Demonstrators run as French police officers use tear gas in Paris
Crowds in Paris face tear gas fired by police. Criticising law enforcement has long been taboo across much of the political class © Ludovic Marin/AFP/Getty Images

Recent debate has also centred on a 2017 law that broadened the circumstances under which traffic police could use deadly force to shoot at fleeing motorists. Police unions had long lobbied for the change but at the time the Defender of Rights, an independent administrative body, warned that it would make the rules more confusing. 

The leftwing Nupes alliance in French parliament has called for an immediate repeal of the law, which it accused police of interpreting as a “licence to kill”. 

For now, it does not appear that such a policy response is on the cards.

Macron’s government has described the killing of Merzouk, who prosecutors said was driving without a licence and committed traffic violations, as an isolated incident with no racial element.

In a rare step, however, the officer involved in the shooting is in pre-trial detention and preliminary charges have been filed against him for voluntary homicide.

Many black and Arab young people who live in the low-income suburbs, the banlieues, say they face discrimination by police. A 2017 report found that young men from minority backgrounds were 20 times more likely to be stopped for an identity check than the rest of the population.

Public support for the police has not been waning, however. Recent polling from Elabe shows that 71 per cent say they trust the police, although support is much lower among the young and those on the left.

A demonstrator holds a banner reading ‘Justice for Nahel’ as cars burn in the street
A demonstrator in Nanterre. Last year 13 people were killed in police shootings of motorists © Bertrand Guay/AFP/Getty Images

The impact of the 2017 law extending the use of lethal force by traffic police has been disputed: publicly available data on shootings is scarce, since the police do not disclose it and have declined to give academics access to the information. 

The government official claimed that there had not been a “notable change in the number of shots fired” by police at moving cars since the reform.

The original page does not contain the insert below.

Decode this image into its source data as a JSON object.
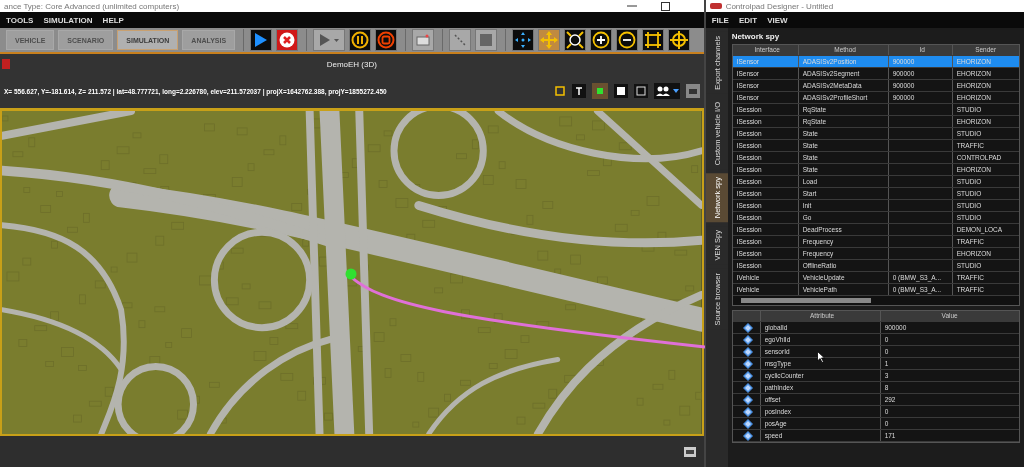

Last year, 13 people were killed in such police shootings of motorists, according to the official, a record in a country where police shootings remain rare. This year to date there have been three, including Merzouk.

But according to data compiled and analysed by Sebastian Roché, a sociologist specialising in police practices, there have been six times more fatal police shootings of drivers in the five years since the 2017 reform compared with the five years before.

“The law is the principal problem, so the solution must be to change it,” Roché said. “My conclusion is that the legal change caused the increase — we controlled for other factors [including] the homicide rate, and compared to other countries.”

Police unions insist that officers need the discretion and clarity of the 2017 law. They have called instead for more firearms training, a weakness that government auditors have previously identified.

They also countered that the job of police officers has become more difficult. Attacks against police doubled in the two decades to 2021, according to government data analysed by Le Monde that year.

Since Merzouk was killed, 808 officers have been injured in clashes with protesters and rioters, according to the interior minister. In the banlieue, people used a familiar tactic of shooting fireworks at police, while 269 police stations were attacked.

Some officers have received threats, including against their family members. “It is very troubling . . . [and] it is worsening now,” said Thierry Clair, secretary-general of police union UNSA.

Union officials argued that police had worked tirelessly in difficult conditions over the past week to restore order as protests over Merzouk’s death spiralled into rioting, looting, and violent attacks against public buildings and officials.

In the fraught climate, they feel as if Macron should not undercut them. “We don’t expect him to support us, just not to hammer us down,” said Joron.